NYE was a blast. We started at Todd's friend's house. Fun. Good times. Tons of ankle bitters running about fueled by sugar and carbs. Everyone was very interested in our wedding plans and I really like Todd's friends. All good people. The party at the hotel did not disappoint. It was fun to hang with Paul & Sharon & Sara & Fizz. We danced and partied into the new year. Cheers to you all my naughty monkeys (a la Craig Ferguson...ha). Here's my favorite picture from the night. Self portrait of our New Years KISS!

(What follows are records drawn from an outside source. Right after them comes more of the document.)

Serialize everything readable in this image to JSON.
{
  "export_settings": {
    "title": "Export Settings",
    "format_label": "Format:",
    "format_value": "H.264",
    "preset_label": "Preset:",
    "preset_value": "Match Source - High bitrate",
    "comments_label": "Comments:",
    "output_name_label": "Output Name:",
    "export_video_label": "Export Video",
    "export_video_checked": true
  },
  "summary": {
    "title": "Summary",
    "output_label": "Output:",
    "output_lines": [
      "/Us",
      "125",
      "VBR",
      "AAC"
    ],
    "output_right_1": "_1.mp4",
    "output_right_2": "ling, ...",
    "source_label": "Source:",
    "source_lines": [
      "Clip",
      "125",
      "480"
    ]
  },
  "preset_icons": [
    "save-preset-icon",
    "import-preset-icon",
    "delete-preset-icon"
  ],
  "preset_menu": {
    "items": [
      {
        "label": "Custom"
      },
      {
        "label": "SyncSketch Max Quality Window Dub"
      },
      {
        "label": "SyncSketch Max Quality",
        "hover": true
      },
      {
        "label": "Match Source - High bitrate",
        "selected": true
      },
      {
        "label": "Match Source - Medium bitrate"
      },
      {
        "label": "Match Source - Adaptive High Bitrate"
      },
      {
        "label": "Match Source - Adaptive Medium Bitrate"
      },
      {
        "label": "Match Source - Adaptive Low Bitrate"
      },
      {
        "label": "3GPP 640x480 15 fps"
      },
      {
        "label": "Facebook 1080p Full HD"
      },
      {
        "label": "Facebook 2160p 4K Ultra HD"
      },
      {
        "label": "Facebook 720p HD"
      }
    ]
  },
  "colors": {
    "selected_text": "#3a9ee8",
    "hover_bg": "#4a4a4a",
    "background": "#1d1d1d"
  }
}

So here's a story for ya. We got to the hotel party a little early and stood in line for the doors to open. We were able to score a table. Since it was just the 2 of us at the time...and it was a table for 8...I kept inviting couples to sit down with us. The scene was the same each time. A couple standing by the doors with a drink and a full plate of food scanning the room looking for a place to sit and eat. I would wave 'em in and ask them to join us. Met some great people. The first couple was interesting. They were in their 40's...dating...not married. The woman runs a company for thank you cards. She has created a software that people may use to type up their "thank you" cards, and the software will print them up in YOUR handwritting. I didn't completely grasp what she was saying...it was loud. Anyway. They announced that they were going to go grab their jackets to head outside to watch the fireworks show at 9 pm. They are walking towards the door and turn to say goodbye. I glance up and wave. She says, "Watch our stuff (wave) thanks!" Wha? She had left her purse and he had left his tuxedo jacket. WTF? We JUST met these people and they expect me to sit at this table and watch their crap while they go watch a fireworks show. Hell and no. OK OK...if you know me...you KNOW that we watched their crap. But STILL. I am a sucker. Ha. I am always entertained by people. Happy New Year!